Trabzonspor yara almaya ve yavaş yavaş ermeye devam ediyor ama bu durumu düzeltecek olanlar sadece laf üretiyor. Bari maçlardan sonra konuşmayın kardeşim, çünkü her konuşmanız taraftarda travma yaratıyor. Konuşulanları dinleyince Anderson’dan masallar dinliyor gibi oluyoruz.

Trabzonspor gibi hedefi şampiyonluk olan bir takım, maçı 2-0 a getirip on kişi kalan rakibi ile maçı berabere bitiriyorsa sözün bittiği yerdeyiz. Bu takım bunca transfere rağmen oyun olarak hala geriye gidiyor. Teknik sorumlular bu kötü gidişin ya farkında değiller yada bu kötü gidişe çare olamıyorlar.

Ligin en vasat takımlarının performansı bile seyir zevki verirken, Trabzonspor’u izlemek artık acı çekmenin yeni tanımı oldu.

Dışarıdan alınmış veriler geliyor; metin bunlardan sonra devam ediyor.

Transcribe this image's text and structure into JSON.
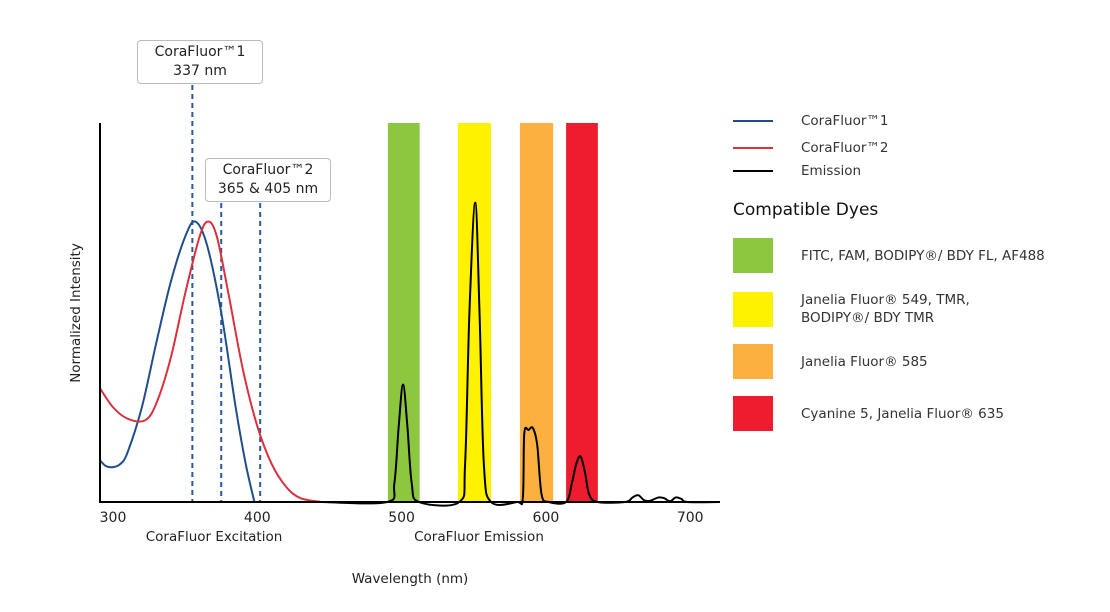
{
  "chart_data": {
    "type": "line",
    "title": "",
    "xlabel": "Wavelength (nm)",
    "ylabel": "Normalized Intensity",
    "xlim": [
      291,
      720
    ],
    "ylim": [
      0,
      1
    ],
    "x_ticks": [
      300,
      400,
      500,
      600,
      700
    ],
    "section_labels": [
      "CoraFluor Excitation",
      "CoraFluor Emission"
    ],
    "grid": false,
    "legend_position": "right",
    "series": [
      {
        "name": "CoraFluor™1",
        "color": "#1f4e8c",
        "points": [
          [
            291,
            0.11
          ],
          [
            295,
            0.095
          ],
          [
            300,
            0.092
          ],
          [
            305,
            0.1
          ],
          [
            310,
            0.13
          ],
          [
            320,
            0.25
          ],
          [
            330,
            0.42
          ],
          [
            340,
            0.58
          ],
          [
            350,
            0.7
          ],
          [
            357,
            0.74
          ],
          [
            365,
            0.68
          ],
          [
            375,
            0.5
          ],
          [
            385,
            0.25
          ],
          [
            392,
            0.1
          ],
          [
            398,
            0.0
          ]
        ]
      },
      {
        "name": "CoraFluor™2",
        "color": "#d9313d",
        "points": [
          [
            291,
            0.3
          ],
          [
            300,
            0.25
          ],
          [
            310,
            0.22
          ],
          [
            322,
            0.215
          ],
          [
            330,
            0.26
          ],
          [
            340,
            0.38
          ],
          [
            350,
            0.55
          ],
          [
            360,
            0.7
          ],
          [
            366,
            0.74
          ],
          [
            372,
            0.7
          ],
          [
            380,
            0.55
          ],
          [
            390,
            0.35
          ],
          [
            400,
            0.2
          ],
          [
            410,
            0.1
          ],
          [
            420,
            0.04
          ],
          [
            430,
            0.01
          ],
          [
            445,
            0.0
          ]
        ]
      },
      {
        "name": "Emission",
        "color": "#000000",
        "points": [
          [
            445,
            0
          ],
          [
            490,
            0
          ],
          [
            495,
            0.05
          ],
          [
            498,
            0.2
          ],
          [
            501,
            0.31
          ],
          [
            504,
            0.2
          ],
          [
            507,
            0.05
          ],
          [
            512,
            0
          ],
          [
            540,
            0
          ],
          [
            544,
            0.1
          ],
          [
            547,
            0.5
          ],
          [
            551,
            0.79
          ],
          [
            554,
            0.5
          ],
          [
            557,
            0.1
          ],
          [
            562,
            0
          ],
          [
            580,
            0
          ],
          [
            584,
            0.01
          ],
          [
            585,
            0.18
          ],
          [
            588,
            0.19
          ],
          [
            591,
            0.195
          ],
          [
            594,
            0.15
          ],
          [
            597,
            0.02
          ],
          [
            602,
            0
          ],
          [
            614,
            0
          ],
          [
            618,
            0.05
          ],
          [
            621,
            0.1
          ],
          [
            624,
            0.12
          ],
          [
            627,
            0.08
          ],
          [
            630,
            0.02
          ],
          [
            636,
            0
          ],
          [
            655,
            0
          ],
          [
            660,
            0.012
          ],
          [
            664,
            0.018
          ],
          [
            668,
            0.005
          ],
          [
            672,
            0.003
          ],
          [
            678,
            0.012
          ],
          [
            682,
            0.01
          ],
          [
            686,
            0.002
          ],
          [
            690,
            0.012
          ],
          [
            694,
            0.008
          ],
          [
            698,
            0
          ],
          [
            720,
            0
          ]
        ]
      }
    ],
    "excitation_lines_nm": [
      355,
      375,
      402
    ],
    "excitation_line_color": "#2a5a9a",
    "annotations": [
      {
        "line1": "CoraFluor™1",
        "line2": "337 nm"
      },
      {
        "line1": "CoraFluor™2",
        "line2": "365 & 405 nm"
      }
    ],
    "dye_bands": [
      {
        "range": [
          490.5,
          512.5
        ],
        "color": "#8dc63f",
        "label": "FITC, FAM, BODIPY®/ BDY FL, AF488"
      },
      {
        "range": [
          539,
          562
        ],
        "color": "#fff200",
        "label": "Janelia Fluor® 549, TMR, BODIPY®/ BDY TMR"
      },
      {
        "range": [
          582,
          605
        ],
        "color": "#fbb040",
        "label": "Janelia Fluor® 585"
      },
      {
        "range": [
          614,
          636
        ],
        "color": "#ed1c2e",
        "label": "Cyanine 5, Janelia Fluor® 635"
      }
    ],
    "dyes_title": "Compatible Dyes"
  }
}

Taraftarın her geçen hafta tribünleri terk edişi, bunun en çarpıcı örneği.

Sorun nedir kardeşim, koyun teşhisi vurun neşteri gitsin. Sorun hoca ise hoca gider, oyuncu ise oyuncu gider, hiç kimse bu camiadan daha büyük ve daha değerli değil. Hocanın ve oyuncuların artık çok geç olmadan silkinip kendine gelmesi gerekiyor, buna mecburlar.

Biz yazmaktan yorulduk ama görünen o ki takımı yönetenler inat edercesine anlamamakta direniyorlar. Bir kez daha söylüyorum, bu takımın oynadığı futbol değil, hocadan ricamızdır, bunun adı her neyse bize de anlatsın.